After being called “a prick,” for remarking that bicyclists should “just get out of the way of those of us who have things to do,” the commenter going by the name ‘Anthony’ further asserted the following:
“You are out joyriding and wasting more of the world's resources by riding your bike(Yep you use up 3X the energy per mile than the average car.” (He also asked rhetorically whether he really is “a prick.” As a matter of self-imposed editorial discipline, however, the Bike Blog does not answer rhetorical questions).
But we will address his claim that a bicycle uses three times the energy of an average car. One common way to measure energy is in calories, one calorie being the amount of energy required to raise the temperature of one gram of water by one degree Celsius.
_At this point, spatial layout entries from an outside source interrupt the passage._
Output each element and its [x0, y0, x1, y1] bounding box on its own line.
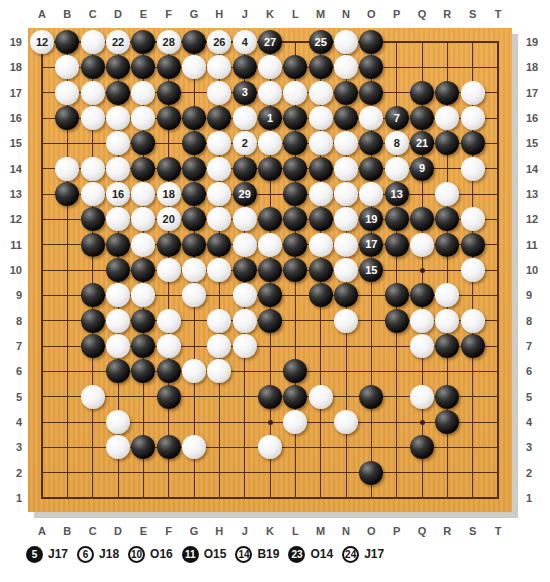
stone-white-Q11[interactable]	[410, 233, 434, 257]
stone-black-K5[interactable]	[258, 385, 282, 409]
stone-black-M14[interactable]	[309, 157, 333, 181]
stone-white-D13[interactable]: 16	[106, 182, 130, 206]
grid-line-horizontal	[41, 497, 499, 499]
stone-white-S12[interactable]	[461, 207, 485, 231]
stone-white-N4[interactable]	[334, 410, 358, 434]
stone-white-Q5[interactable]	[410, 385, 434, 409]
right-row-label: 9	[526, 288, 550, 302]
stone-black-S7[interactable]	[461, 334, 485, 358]
stone-white-J9[interactable]	[233, 283, 257, 307]
stone-black-F11[interactable]	[157, 233, 181, 257]
right-row-label: 12	[526, 212, 550, 226]
stone-white-J12[interactable]	[233, 207, 257, 231]
stone-black-C11[interactable]	[81, 233, 105, 257]
stone-white-J19[interactable]: 4	[233, 30, 257, 54]
stone-black-F5[interactable]	[157, 385, 181, 409]
left-row-label: 15	[0, 136, 22, 150]
stone-black-R17[interactable]	[435, 81, 459, 105]
stone-black-F16[interactable]	[157, 106, 181, 130]
bottom-column-label: T	[490, 524, 506, 538]
stone-white-M15[interactable]	[309, 131, 333, 155]
star-point	[268, 420, 273, 425]
move-number-label: 18	[163, 189, 175, 200]
stone-white-B14[interactable]	[55, 157, 79, 181]
move-list-caption: 5J176J1810O1611O1514B1923O1424J17	[26, 545, 550, 563]
right-row-label: 7	[526, 339, 550, 353]
stone-black-J10[interactable]	[233, 258, 257, 282]
stone-black-J14[interactable]	[233, 157, 257, 181]
stone-white-M5[interactable]	[309, 385, 333, 409]
star-point	[420, 420, 425, 425]
move-number-label: 27	[264, 37, 276, 48]
stone-white-D14[interactable]	[106, 157, 130, 181]
move-number-label: 12	[36, 37, 48, 48]
stone-black-C8[interactable]	[81, 309, 105, 333]
stone-black-C12[interactable]	[81, 207, 105, 231]
stone-black-G16[interactable]	[182, 106, 206, 130]
stone-white-G10[interactable]	[182, 258, 206, 282]
stone-black-K19[interactable]: 27	[258, 30, 282, 54]
left-row-label: 14	[0, 162, 22, 176]
stone-white-N8[interactable]	[334, 309, 358, 333]
bottom-column-label: C	[85, 524, 101, 538]
stone-black-D10[interactable]	[106, 258, 130, 282]
stone-black-P9[interactable]	[385, 283, 409, 307]
right-row-label: 16	[526, 111, 550, 125]
stone-black-S11[interactable]	[461, 233, 485, 257]
caption-move-number-white-stone-icon: 14	[235, 546, 252, 563]
bottom-column-label: K	[262, 524, 278, 538]
stone-white-F19[interactable]: 28	[157, 30, 181, 54]
stone-black-L14[interactable]	[283, 157, 307, 181]
stone-white-H17[interactable]	[207, 81, 231, 105]
stone-black-E14[interactable]	[131, 157, 155, 181]
top-column-label: J	[237, 7, 253, 21]
top-column-label: B	[59, 7, 75, 21]
stone-black-K16[interactable]: 1	[258, 106, 282, 130]
top-column-label: K	[262, 7, 278, 21]
stone-white-J16[interactable]	[233, 106, 257, 130]
bottom-column-label: Q	[414, 524, 430, 538]
bottom-column-label: H	[211, 524, 227, 538]
stone-white-K11[interactable]	[258, 233, 282, 257]
stone-black-C18[interactable]	[81, 55, 105, 79]
caption-move-number-black-stone-icon: 23	[288, 546, 305, 563]
left-row-label: 12	[0, 212, 22, 226]
stone-black-E8[interactable]	[131, 309, 155, 333]
right-row-label: 11	[526, 238, 550, 252]
top-column-label: P	[389, 7, 405, 21]
stone-white-P14[interactable]	[385, 157, 409, 181]
stone-white-M13[interactable]	[309, 182, 333, 206]
bottom-column-label: R	[439, 524, 455, 538]
stone-white-Q8[interactable]	[410, 309, 434, 333]
stone-black-O11[interactable]: 17	[359, 233, 383, 257]
move-number-label: 20	[163, 214, 175, 225]
caption-move-entry: 14B19	[235, 546, 279, 563]
stone-white-S16[interactable]	[461, 106, 485, 130]
caption-move-entry: 11O15	[182, 546, 227, 563]
stone-white-L17[interactable]	[283, 81, 307, 105]
right-row-label: 6	[526, 364, 550, 378]
bottom-column-label: N	[338, 524, 354, 538]
stone-black-M12[interactable]	[309, 207, 333, 231]
stone-black-S15[interactable]	[461, 131, 485, 155]
stone-black-D17[interactable]	[106, 81, 130, 105]
bottom-column-label: S	[465, 524, 481, 538]
stone-white-S14[interactable]	[461, 157, 485, 181]
caption-move-number-black-stone-icon: 11	[182, 546, 199, 563]
move-number-label: 25	[315, 37, 327, 48]
caption-move-coordinate: O16	[150, 547, 173, 561]
stone-white-C19[interactable]	[81, 30, 105, 54]
stone-white-N19[interactable]	[334, 30, 358, 54]
stone-black-C9[interactable]	[81, 283, 105, 307]
stone-white-F7[interactable]	[157, 334, 181, 358]
stone-white-A19[interactable]: 12	[30, 30, 54, 54]
left-row-label: 17	[0, 86, 22, 100]
stone-black-Q17[interactable]	[410, 81, 434, 105]
bottom-column-label: E	[135, 524, 151, 538]
right-row-label: 19	[526, 35, 550, 49]
left-row-label: 6	[0, 364, 22, 378]
stone-black-N17[interactable]	[334, 81, 358, 105]
stone-black-M18[interactable]	[309, 55, 333, 79]
stone-white-J7[interactable]	[233, 334, 257, 358]
move-number-label: 26	[213, 37, 225, 48]
move-number-label: 3	[242, 87, 248, 98]
top-column-label: S	[465, 7, 481, 21]
left-row-label: 19	[0, 35, 22, 49]
stone-white-C14[interactable]	[81, 157, 105, 181]
stone-white-B17[interactable]	[55, 81, 79, 105]
caption-move-coordinate: B19	[257, 547, 279, 561]
stone-white-S10[interactable]	[461, 258, 485, 282]
right-row-label: 1	[526, 491, 550, 505]
bottom-column-label: D	[110, 524, 126, 538]
right-row-label: 18	[526, 60, 550, 74]
stone-black-F6[interactable]	[157, 359, 181, 383]
top-column-label: T	[490, 7, 506, 21]
left-row-label: 8	[0, 314, 22, 328]
bottom-column-label: O	[363, 524, 379, 538]
stone-white-K17[interactable]	[258, 81, 282, 105]
stone-black-L11[interactable]	[283, 233, 307, 257]
top-column-label: G	[186, 7, 202, 21]
left-row-label: 3	[0, 440, 22, 454]
stone-black-F18[interactable]	[157, 55, 181, 79]
caption-move-entry: 10O16	[128, 546, 173, 563]
stone-black-C7[interactable]	[81, 334, 105, 358]
caption-move-coordinate: J17	[48, 547, 68, 561]
right-row-label: 3	[526, 440, 550, 454]
stone-white-P15[interactable]: 8	[385, 131, 409, 155]
stone-black-D11[interactable]	[106, 233, 130, 257]
stone-white-N11[interactable]	[334, 233, 358, 257]
caption-move-coordinate: J17	[364, 547, 384, 561]
stone-black-O17[interactable]	[359, 81, 383, 105]
bottom-column-label: A	[34, 524, 50, 538]
stone-black-H11[interactable]	[207, 233, 231, 257]
stone-black-M19[interactable]: 25	[309, 30, 333, 54]
stone-black-F3[interactable]	[157, 435, 181, 459]
stone-white-M16[interactable]	[309, 106, 333, 130]
star-point	[420, 268, 425, 273]
stone-white-N14[interactable]	[334, 157, 358, 181]
top-column-label: L	[287, 7, 303, 21]
stone-black-Q14[interactable]: 9	[410, 157, 434, 181]
move-number-label: 13	[391, 189, 403, 200]
grid-line-vertical	[497, 41, 499, 499]
stone-black-P11[interactable]	[385, 233, 409, 257]
stone-white-F10[interactable]	[157, 258, 181, 282]
stone-white-M17[interactable]	[309, 81, 333, 105]
left-row-label: 2	[0, 466, 22, 480]
stone-black-J17[interactable]: 3	[233, 81, 257, 105]
left-row-label: 13	[0, 187, 22, 201]
stone-black-P13[interactable]: 13	[385, 182, 409, 206]
stone-black-M10[interactable]	[309, 258, 333, 282]
stone-white-C5[interactable]	[81, 385, 105, 409]
stone-white-D4[interactable]	[106, 410, 130, 434]
right-row-label: 15	[526, 136, 550, 150]
left-row-label: 4	[0, 415, 22, 429]
stone-black-G19[interactable]	[182, 30, 206, 54]
move-number-label: 29	[239, 189, 251, 200]
caption-move-coordinate: O15	[204, 547, 227, 561]
top-column-label: N	[338, 7, 354, 21]
caption-move-number-white-stone-icon: 10	[128, 546, 145, 563]
stone-white-D16[interactable]	[106, 106, 130, 130]
stone-white-F13[interactable]: 18	[157, 182, 181, 206]
stone-black-P12[interactable]	[385, 207, 409, 231]
stone-white-N13[interactable]	[334, 182, 358, 206]
move-number-label: 2	[242, 138, 248, 149]
stone-black-R11[interactable]	[435, 233, 459, 257]
bottom-column-label: B	[59, 524, 75, 538]
stone-black-O5[interactable]	[359, 385, 383, 409]
stone-white-C17[interactable]	[81, 81, 105, 105]
right-row-label: 8	[526, 314, 550, 328]
stone-white-Q7[interactable]	[410, 334, 434, 358]
top-column-label: M	[313, 7, 329, 21]
stone-black-K8[interactable]	[258, 309, 282, 333]
stone-white-E11[interactable]	[131, 233, 155, 257]
stone-black-R5[interactable]	[435, 385, 459, 409]
left-row-label: 7	[0, 339, 22, 353]
caption-move-number-black-stone-icon: 5	[26, 546, 43, 563]
stone-white-S8[interactable]	[461, 309, 485, 333]
caption-move-number-white-stone-icon: 6	[77, 546, 94, 563]
caption-move-entry: 5J17	[26, 546, 68, 563]
right-row-label: 2	[526, 466, 550, 480]
stone-black-Q16[interactable]	[410, 106, 434, 130]
left-row-label: 1	[0, 491, 22, 505]
stone-black-O2[interactable]	[359, 461, 383, 485]
caption-move-entry: 6J18	[77, 546, 119, 563]
stone-black-M9[interactable]	[309, 283, 333, 307]
stone-white-D7[interactable]	[106, 334, 130, 358]
right-row-label: 14	[526, 162, 550, 176]
right-row-label: 5	[526, 390, 550, 404]
bottom-column-label: F	[161, 524, 177, 538]
stone-white-R8[interactable]	[435, 309, 459, 333]
caption-move-number-white-stone-icon: 24	[342, 546, 359, 563]
move-number-label: 21	[416, 138, 428, 149]
stone-white-F8[interactable]	[157, 309, 181, 333]
stone-black-F14[interactable]	[157, 157, 181, 181]
stone-white-S17[interactable]	[461, 81, 485, 105]
stone-black-L5[interactable]	[283, 385, 307, 409]
move-number-label: 17	[365, 239, 377, 250]
stone-white-F12[interactable]: 20	[157, 207, 181, 231]
stone-black-G14[interactable]	[182, 157, 206, 181]
left-row-label: 11	[0, 238, 22, 252]
stone-white-C13[interactable]	[81, 182, 105, 206]
caption-move-coordinate: O14	[310, 547, 333, 561]
left-row-label: 5	[0, 390, 22, 404]
top-column-label: Q	[414, 7, 430, 21]
top-column-label: H	[211, 7, 227, 21]
stone-white-M11[interactable]	[309, 233, 333, 257]
stone-black-N16[interactable]	[334, 106, 358, 130]
stone-white-N10[interactable]	[334, 258, 358, 282]
bottom-column-label: L	[287, 524, 303, 538]
left-row-label: 16	[0, 111, 22, 125]
caption-move-entry: 23O14	[288, 546, 333, 563]
left-row-label: 18	[0, 60, 22, 74]
bottom-column-label: M	[313, 524, 329, 538]
stone-white-D19[interactable]: 22	[106, 30, 130, 54]
move-number-label: 22	[112, 37, 124, 48]
stone-black-O14[interactable]	[359, 157, 383, 181]
right-row-label: 4	[526, 415, 550, 429]
right-row-label: 10	[526, 263, 550, 277]
top-column-label: C	[85, 7, 101, 21]
stone-black-J13[interactable]: 29	[233, 182, 257, 206]
stone-black-K10[interactable]	[258, 258, 282, 282]
move-number-label: 1	[267, 113, 273, 124]
move-number-label: 15	[365, 265, 377, 276]
move-number-label: 8	[394, 138, 400, 149]
move-number-label: 9	[419, 163, 425, 174]
stone-white-J8[interactable]	[233, 309, 257, 333]
stone-black-K14[interactable]	[258, 157, 282, 181]
stone-white-E17[interactable]	[131, 81, 155, 105]
go-game-diagram: AABBCCDDEEFFGGHHJJKKLLMMNNOOPPQQRRSSTT19…	[0, 0, 550, 582]
right-row-label: 13	[526, 187, 550, 201]
top-column-label: E	[135, 7, 151, 21]
stone-black-P16[interactable]: 7	[385, 106, 409, 130]
move-number-label: 7	[394, 113, 400, 124]
stone-black-J18[interactable]	[233, 55, 257, 79]
stone-white-J11[interactable]	[233, 233, 257, 257]
top-column-label: A	[34, 7, 50, 21]
stone-black-G13[interactable]	[182, 182, 206, 206]
bottom-column-label: J	[237, 524, 253, 538]
top-column-label: R	[439, 7, 455, 21]
grid-line-horizontal	[41, 472, 499, 473]
stone-black-F17[interactable]	[157, 81, 181, 105]
stone-black-G11[interactable]	[182, 233, 206, 257]
stone-white-J15[interactable]: 2	[233, 131, 257, 155]
stone-white-D8[interactable]	[106, 309, 130, 333]
stone-white-C16[interactable]	[81, 106, 105, 130]
bottom-column-label: G	[186, 524, 202, 538]
top-column-label: O	[363, 7, 379, 21]
caption-move-entry: 24J17	[342, 546, 384, 563]
move-number-label: 4	[242, 37, 248, 48]
move-number-label: 16	[112, 189, 124, 200]
move-number-label: 28	[163, 37, 175, 48]
left-row-label: 10	[0, 263, 22, 277]
top-column-label: D	[110, 7, 126, 21]
caption-move-coordinate: J18	[99, 547, 119, 561]
move-number-label: 19	[365, 214, 377, 225]
left-row-label: 9	[0, 288, 22, 302]
stone-white-H8[interactable]	[207, 309, 231, 333]
stone-black-P8[interactable]	[385, 309, 409, 333]
top-column-label: F	[161, 7, 177, 21]
right-row-label: 17	[526, 86, 550, 100]
bottom-column-label: P	[389, 524, 405, 538]
stone-white-H14[interactable]	[207, 157, 231, 181]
According to the World Watch Institute, an environmental research facility based in DC, a bicycle uses about 35 calories of energy per passenger mile. One passenger, one mile, 35 calories.
A car uses 1,860 calories per passenger mile – which would make it not three times more efficient than a bike as Anthony claimed, but, in fact, about fifty three times less efficient. Indeed, it’s worth noting bicycles are the most energy-efficient transportation machine created by humans beings, ever (even our own feet get us around at only 100 calories of energy per passenger mile).
You can find the study, and references, here.
The Bike Blog would like to emphasize that Anthony’s factual error in no way implies that he is a prick.